Essentially, the CDC is in the same boat as the Food and Drug Administration. The FDA has suggested making COVID-19 boosters an annual affair for most people, with more shots available to people in high-risk groups. Members of the FDA’s vaccine advisory group said last month that they needed to see more real-world data before they could determine an ideal dosing schedule.
It’s not clear how long it will take either the FDA or the CDC to decide on the timing for the next COVID-19 booster shot. The FDA advisory committee is convening this week to discuss potential vaccines aimed at respiratory syncytial virus, then again next week to select influenza strains for this fall’s flu shot. So far, COVID-19 is not on the agenda for either meeting. The CDC’s advisory committee has not yet scheduled its next meeting.
The pandemic in pictures
The women in the photo above are learning how to make floral arrangements. What’s unusual about the class is where it’s being taught, and who’s paying for it.

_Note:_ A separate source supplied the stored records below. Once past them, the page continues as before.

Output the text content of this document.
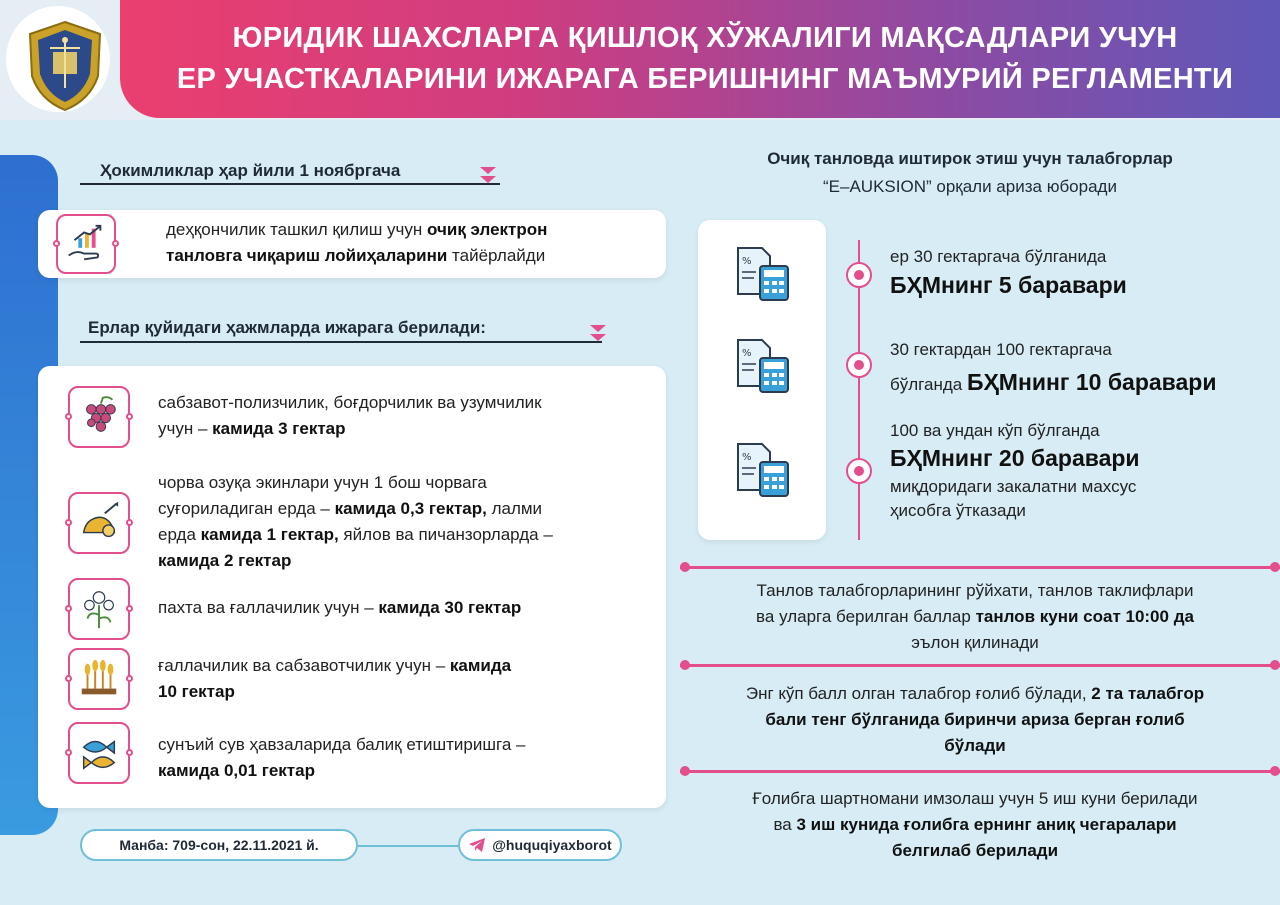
ЮРИДИК ШАХСЛАРГА ҚИШЛОҚ ХЎЖАЛИГИ МАҚСАДЛАРИ УЧУН
ЕР УЧАСТКАЛАРИНИ ИЖАРАГА БЕРИШНИНГ МАЪМУРИЙ РЕГЛАМЕНТИ
Ҳокимликлар ҳар йили 1 ноябргача
деҳқончилик ташкил қилиш учун очиқ электрон
танловга чиқариш лойиҳаларини тайёрлайди
Ерлар қуйидаги ҳажмларда ижарага берилади:
сабзавот-полизчилик, боғдорчилик ва узумчилик
учун – камида 3 гектар
чорва озуқа экинлари учун 1 бош чорвага
суғориладиган ерда – камида 0,3 гектар, лалми
ерда камида 1 гектар, яйлов ва пичанзорларда –
камида 2 гектар
пахта ва ғаллачилик учун – камида 30 гектар
ғаллачилик ва сабзавотчилик учун – камида
10 гектар
сунъий сув ҳавзаларида балиқ етиштиришга –
камида 0,01 гектар
Очиқ танловда иштирок этиш учун талабгорлар
“E–AUKSION” орқали ариза юборади
%
%
%
ер 30 гектаргача бўлганида
БҲМнинг 5 баравари
30 гектардан 100 гектаргача
бўлганда БҲМнинг 10 баравари
100 ва ундан кўп бўлганда
БҲМнинг 20 баравари
миқдоридаги закалатни махсус
ҳисобга ўтказади
Танлов талабгорларининг рўйхати, танлов таклифлари
ва уларга берилган баллар танлов куни соат 10:00 да
эълон қилинади
Энг кўп балл олган талабгор ғолиб бўлади, 2 та талабгор
бали тенг бўлганида биринчи ариза берган ғолиб
бўлади
Ғолибга шартномани имзолаш учун 5 иш куни берилади
ва 3 иш кунида ғолибга ернинг аниқ чегаралари
белгилаб берилади
Манба: 709-сон, 22.11.2021 й.	@huquqiyaxborot
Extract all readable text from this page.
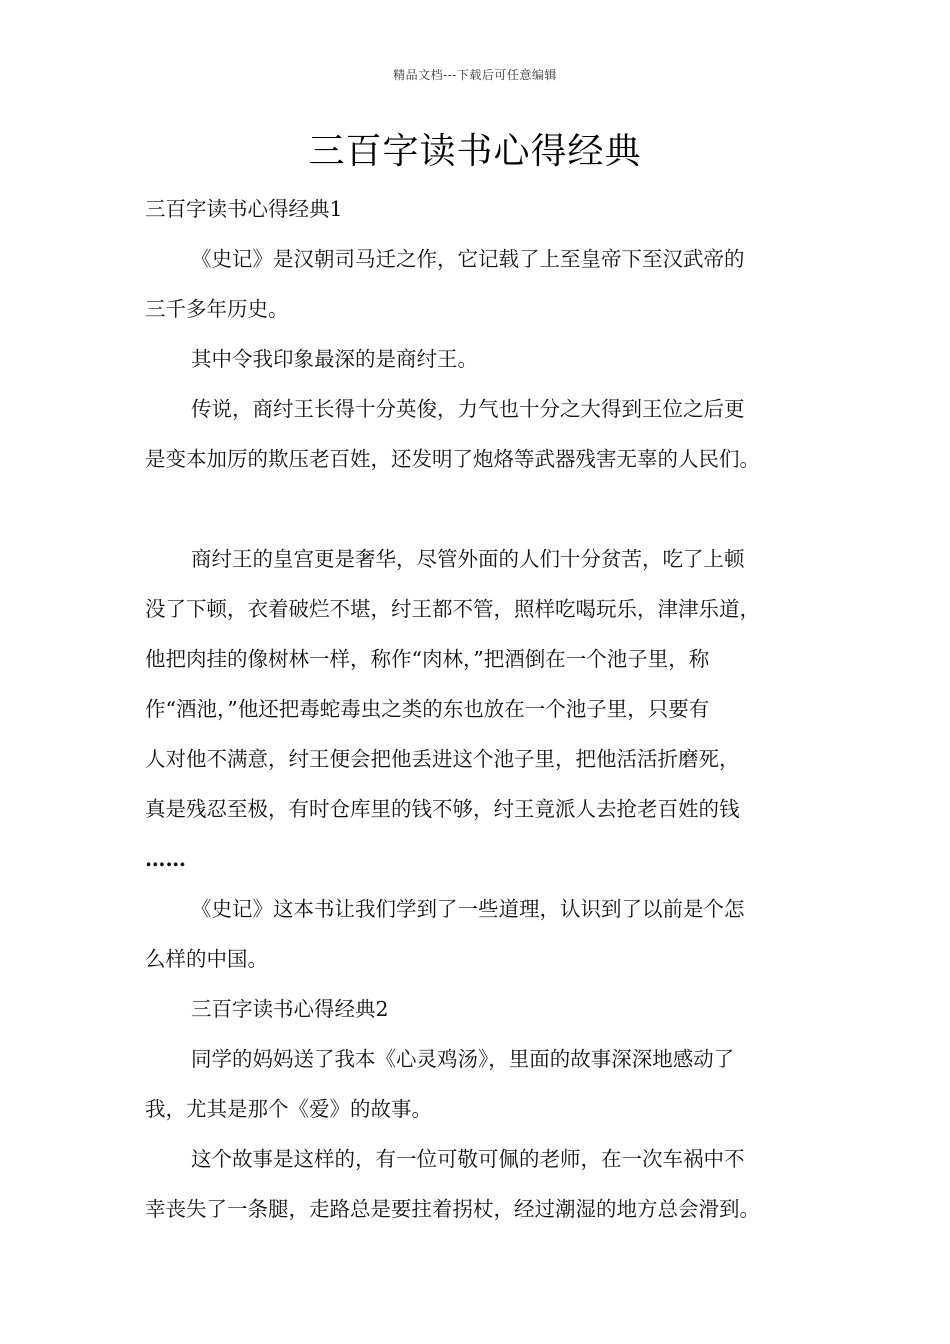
精品文档---下载后可任意编辑
三百字读书心得经典
三百字读书心得经典1
《史记》是汉朝司马迁之作，它记载了上至皇帝下至汉武帝的
三千多年历史。
其中令我印象最深的是商纣王。
传说，商纣王长得十分英俊，力气也十分之大得到王位之后更
是变本加厉的欺压老百姓，还发明了炮烙等武器残害无辜的人民们。
商纣王的皇宫更是奢华，尽管外面的人们十分贫苦，吃了上顿
没了下顿，衣着破烂不堪，纣王都不管，照样吃喝玩乐，津津乐道，
他把肉挂的像树林一样，称作“肉林，”把酒倒在一个池子里，称
作“酒池，”他还把毒蛇毒虫之类的东也放在一个池子里，只要有
人对他不满意，纣王便会把他丢进这个池子里，把他活活折磨死，
真是残忍至极，有时仓库里的钱不够，纣王竟派人去抢老百姓的钱
……
《史记》这本书让我们学到了一些道理，认识到了以前是个怎
么样的中国。
三百字读书心得经典2
同学的妈妈送了我本《心灵鸡汤》，里面的故事深深地感动了
我，尤其是那个《爱》的故事。
这个故事是这样的，有一位可敬可佩的老师，在一次车祸中不
幸丧失了一条腿，走路总是要拄着拐杖，经过潮湿的地方总会滑到。
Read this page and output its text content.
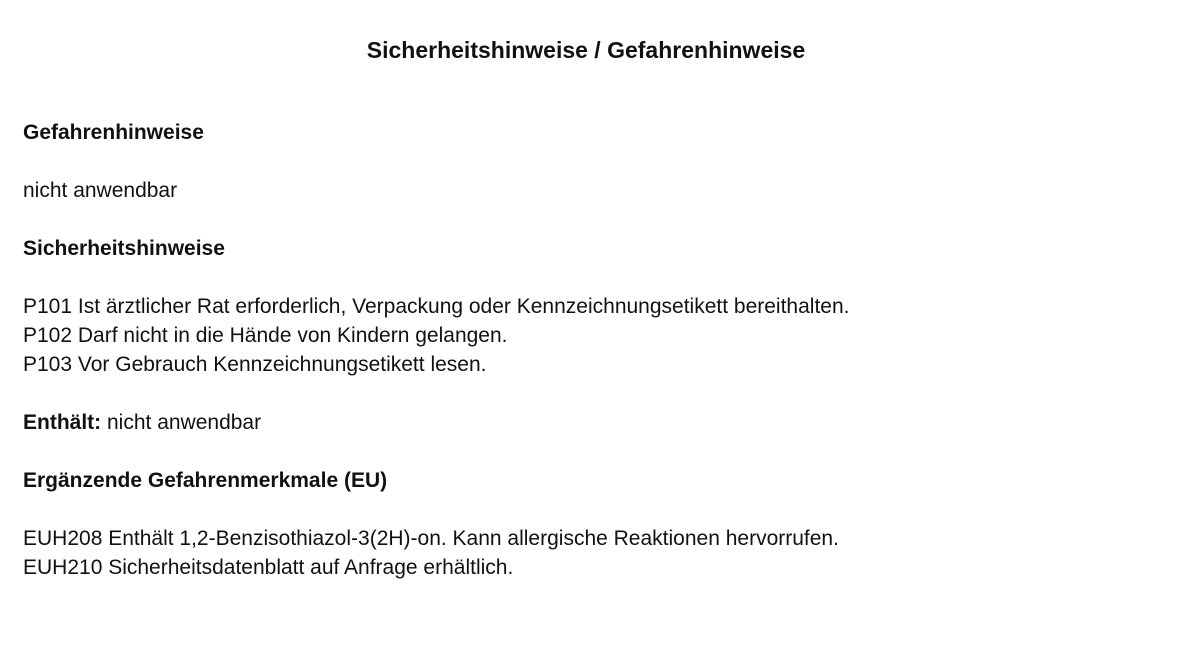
Sicherheitshinweise / Gefahrenhinweise
Gefahrenhinweise
nicht anwendbar
Sicherheitshinweise
P101 Ist ärztlicher Rat erforderlich, Verpackung oder Kennzeichnungsetikett bereithalten.
P102 Darf nicht in die Hände von Kindern gelangen.
P103 Vor Gebrauch Kennzeichnungsetikett lesen.
Enthält: nicht anwendbar
Ergänzende Gefahrenmerkmale (EU)
EUH208 Enthält 1,2-Benzisothiazol-3(2H)-on. Kann allergische Reaktionen hervorrufen.
EUH210 Sicherheitsdatenblatt auf Anfrage erhältlich.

The lesson took place at the Water Garden office complex in Santa Monica, and it was hosted by CBRE, the commercial real estate firm that manages the property. CBRE has also been footing the bill for musical performances, art exhibitions and comedy shows.

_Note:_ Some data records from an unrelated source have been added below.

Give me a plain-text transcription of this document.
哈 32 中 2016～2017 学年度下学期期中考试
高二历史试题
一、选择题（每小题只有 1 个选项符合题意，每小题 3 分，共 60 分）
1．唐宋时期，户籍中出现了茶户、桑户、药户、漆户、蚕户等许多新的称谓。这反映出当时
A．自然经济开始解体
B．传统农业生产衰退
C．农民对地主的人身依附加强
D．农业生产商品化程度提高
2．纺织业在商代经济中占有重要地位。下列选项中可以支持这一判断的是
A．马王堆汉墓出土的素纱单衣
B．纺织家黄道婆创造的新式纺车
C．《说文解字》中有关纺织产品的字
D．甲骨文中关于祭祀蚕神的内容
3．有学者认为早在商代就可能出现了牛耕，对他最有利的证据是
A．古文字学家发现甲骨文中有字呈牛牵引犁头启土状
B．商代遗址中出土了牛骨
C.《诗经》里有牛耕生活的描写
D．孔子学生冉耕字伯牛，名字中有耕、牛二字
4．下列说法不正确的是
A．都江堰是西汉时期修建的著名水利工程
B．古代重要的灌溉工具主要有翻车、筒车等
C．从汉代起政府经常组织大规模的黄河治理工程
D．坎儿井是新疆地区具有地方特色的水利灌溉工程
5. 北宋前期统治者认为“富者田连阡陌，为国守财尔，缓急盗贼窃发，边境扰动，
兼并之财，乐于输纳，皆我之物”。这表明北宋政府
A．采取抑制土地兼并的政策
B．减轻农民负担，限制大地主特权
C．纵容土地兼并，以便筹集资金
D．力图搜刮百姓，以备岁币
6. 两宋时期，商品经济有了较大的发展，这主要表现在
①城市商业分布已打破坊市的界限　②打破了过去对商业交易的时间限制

If all that makes the Water Garden sound like an appealing place to work, then the firm’s investment is paying off. You’ve already read about the amazing perks employers are using to lure workers back into their offices. Now my colleague Roger Vincent reports that landlords are using some of the same strategies to attract tenants.
It’s working. The Water Garden is now 86% leased, up from 72% a year ago.
The landlord of U.S. Bank Tower, L.A.’s tallest office building, is pursuing a similar strategy. As part of a $60-million makeover, Silverstein Properties is turning the 54th floor into a tenants-only lounge with a coffee bar and offering yoga-with-a-view at the 57th-floor gym.
“The goal is to get people to feel like they want to come back to work and come back to the building,” said tenant experience manager Melanie Navas, “and having them leave happy.”